Recent Southern California Islamic gatherings attracting several thousand Muslims showcased various relationships between themselves and the Jewish community.

About 120 amateur athletes played in the first Muslim Football League tournament Jan. 4 in Irvine. It became controversial in December because the 14 flag football teams' names included Soldiers of Allah, Mujahadeen and Intifada, the Arabic word for "uprising" tied to the current Palestinian Al Aqsa Intifada.

After Jewish leaders complained, two teams took new names and Intifada team members emblazoned theirs onto shirts. Imam Yassir Fazaga, of the Orange County Islamic Foundation, said the name was kept to honor nonviolent Palestinians and because the Intifada team is smaller than other squads.

The tournament was calm, far removed from six Jewish Defense League activists picketing on the other side of Irvine's Heritage Park. Intifada lost the championship game, 18-6, to the league's South Bay All-Stars.

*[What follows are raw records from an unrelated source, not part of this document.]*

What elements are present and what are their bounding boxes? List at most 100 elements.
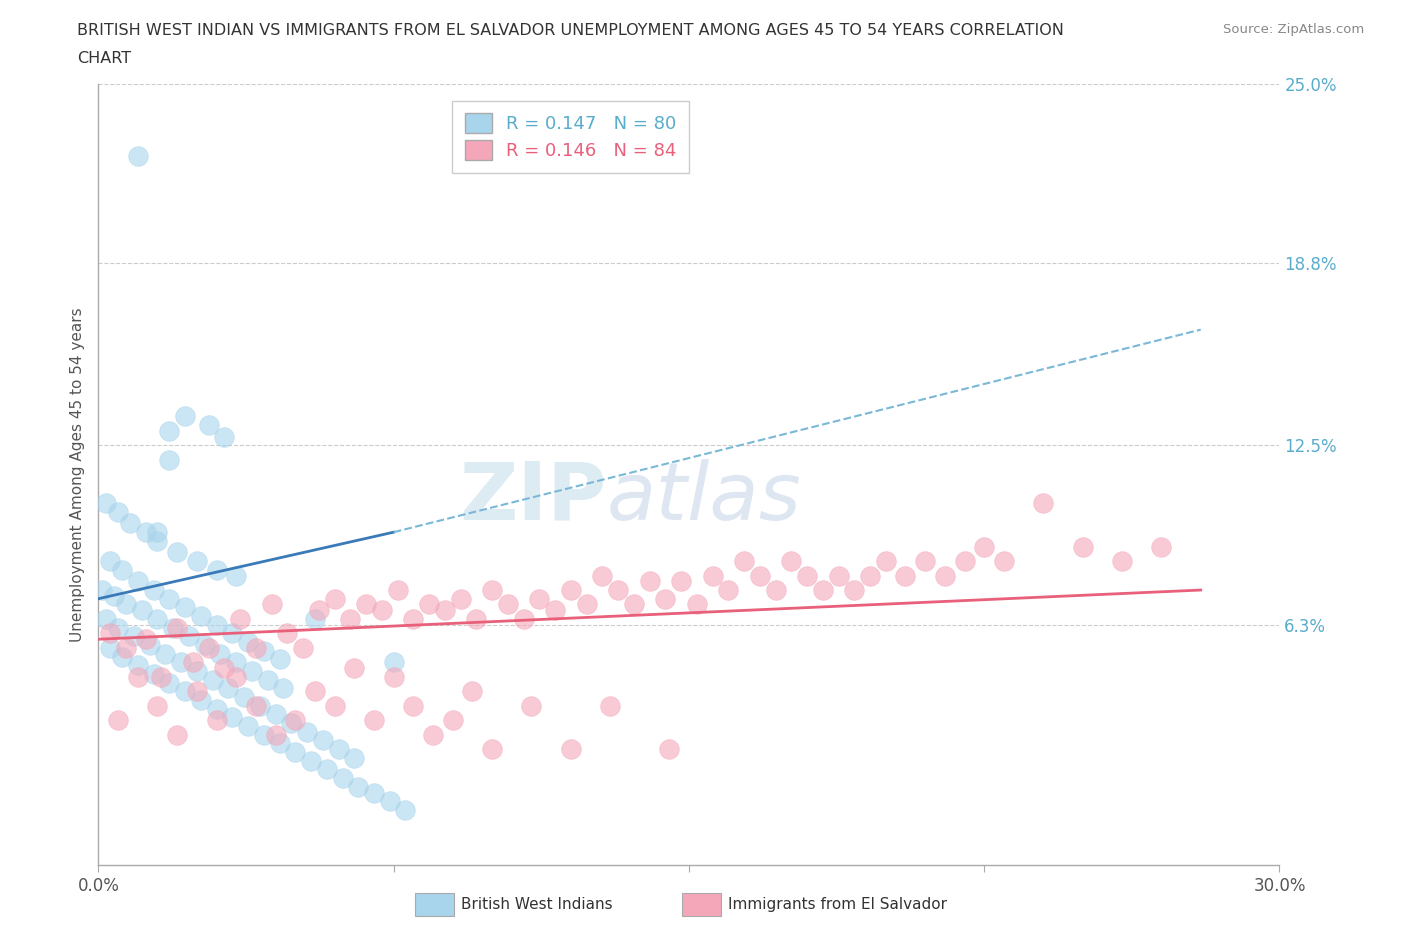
Point	[118, 516, 141, 531]
Point	[131, 603, 153, 618]
Point	[394, 803, 416, 817]
Point	[190, 693, 212, 708]
Point	[157, 591, 180, 606]
Point	[233, 690, 256, 705]
Point	[363, 712, 385, 727]
Point	[245, 641, 267, 656]
Point	[205, 712, 228, 727]
Point	[520, 698, 543, 713]
Point	[387, 582, 409, 597]
Point	[599, 698, 621, 713]
Point	[276, 626, 298, 641]
Point	[934, 568, 956, 583]
Point	[166, 545, 188, 560]
Point	[115, 597, 138, 612]
Point	[155, 646, 177, 661]
Point	[107, 504, 129, 519]
Point	[186, 553, 208, 568]
Point	[1150, 539, 1173, 554]
Point	[177, 629, 200, 644]
Point	[111, 649, 134, 664]
Point	[312, 733, 335, 748]
Point	[209, 646, 232, 661]
Point	[1071, 539, 1094, 554]
Point	[295, 724, 318, 739]
Point	[157, 452, 180, 467]
Point	[402, 612, 425, 627]
Point	[205, 563, 228, 578]
Point	[993, 553, 1015, 568]
Point	[146, 534, 169, 549]
Point	[260, 597, 283, 612]
Point	[575, 597, 598, 612]
Point	[292, 641, 315, 656]
Point	[304, 612, 326, 627]
Point	[299, 753, 322, 768]
Point	[135, 631, 157, 646]
Point	[236, 634, 259, 649]
Point	[197, 641, 219, 656]
Point	[225, 655, 247, 670]
Point	[371, 603, 394, 618]
Point	[382, 655, 405, 670]
Point	[496, 597, 519, 612]
Point	[1032, 496, 1054, 511]
Point	[973, 539, 995, 554]
Point	[363, 785, 385, 800]
Text: Source: ZipAtlas.com: Source: ZipAtlas.com	[1223, 23, 1364, 36]
Point	[98, 626, 121, 641]
Point	[323, 698, 346, 713]
Point	[269, 736, 291, 751]
Point	[315, 762, 337, 777]
Point	[328, 742, 350, 757]
Point	[225, 568, 247, 583]
Text: BRITISH WEST INDIAN VS IMMIGRANTS FROM EL SALVADOR UNEMPLOYMENT AMONG AGES 45 TO: BRITISH WEST INDIAN VS IMMIGRANTS FROM E…	[77, 23, 1064, 38]
Text: atlas: atlas	[606, 458, 801, 537]
Point	[859, 568, 882, 583]
Point	[343, 751, 366, 765]
Point	[638, 574, 661, 589]
Point	[146, 698, 169, 713]
Point	[205, 701, 228, 716]
Text: Immigrants from El Salvador: Immigrants from El Salvador	[728, 897, 948, 912]
Point	[654, 591, 676, 606]
Point	[382, 670, 405, 684]
Point	[686, 597, 709, 612]
Point	[166, 727, 188, 742]
Point	[264, 727, 287, 742]
Point	[343, 660, 366, 675]
Point	[122, 629, 145, 644]
Point	[450, 591, 472, 606]
Point	[669, 574, 692, 589]
Point	[378, 794, 401, 809]
Point	[280, 716, 302, 731]
Point	[170, 655, 193, 670]
Point	[150, 670, 173, 684]
Point	[529, 591, 551, 606]
Point	[146, 612, 169, 627]
Point	[894, 568, 917, 583]
Point	[354, 597, 377, 612]
Point	[103, 589, 125, 604]
Point	[481, 582, 503, 597]
Point	[273, 681, 295, 696]
Point	[166, 620, 188, 635]
Point	[142, 667, 165, 682]
Point	[135, 525, 157, 539]
Point	[1111, 553, 1133, 568]
Point	[512, 612, 534, 627]
Point	[194, 638, 217, 653]
Point	[127, 670, 149, 684]
Point	[827, 568, 849, 583]
Point	[174, 600, 197, 615]
Point	[111, 563, 134, 578]
Point	[174, 684, 197, 698]
Point	[607, 582, 630, 597]
Point	[402, 698, 425, 713]
Point	[658, 742, 681, 757]
Point	[127, 574, 149, 589]
Point	[236, 719, 259, 734]
Point	[560, 742, 582, 757]
Point	[953, 553, 976, 568]
Point	[96, 496, 118, 511]
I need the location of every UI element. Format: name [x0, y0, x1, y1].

Separately, the Islamic Society of North America (ISNA) hosted 3,000 Muslims at its Dec. 25-28 West Coast conference in Long Beach.

"American Jews and American Catholics have gone through certain experiences before us; they have carved out a path for a minority in this country," said ISNA secretary-general Sayyid Syeed. "They have suffered a lot but through their suffering they have opened up this society as a pluralist democracy."

An ISNA seminar outlined persecutions of Muslims in Chechnya, India and other hot spots. Syeed told The Journal that the Israeli-Palestinian conflict is "one among those. So therefore, they're not the only issue."

"Nothing should stand between us and American Jewish organizations," Syeed said. "Because both American Jews and Muslims, they have the same destiny in America."

Another Islamic event in Long Beach saw 1,000 people attend the Dec. 20-21 Muslim Public Affairs Council (MPAC) convention. Three Democratic presidential candidates with varying levels of Jewish support -- former Vermont Gov. Howard Dean, Massachusetts Sen. John Kerry and Ohio Rep. Dennis Kucinich -- made phone pitches for Muslim votes, with Dean earning 67 percent of a straw poll of 800 MPAC conventioneers.

Similar to Judaism's internal debates, MPAC convention speakers criticized Islamic fundamentalists. The ISNA gathering discussed Muslim families -- similar to December's Orthodox Union West Coast Torah Convention seminars on Jewish families -- plus Muslims stereotyping non-Muslims.

"Just as we don't like people stereotyping us as Muslims, we should also not stereotype others," said ISNA speaker Suhaib Webb. -- David Finnigan, Contributing Writer

The Return of Rabbi Wolpe

Rabbi David Wolpe will return full time to Sinai Temple following a hiatus of more than two months due to illness.

Wolpe, the senior rabbi at Sinai for the last seven years, had a seizure on Oct. 23 and later underwent surgery to remove a brain lesion.

Now, upon his recovery, he will be speaking at Friday Night Live at Sinai Temple on Jan. 13.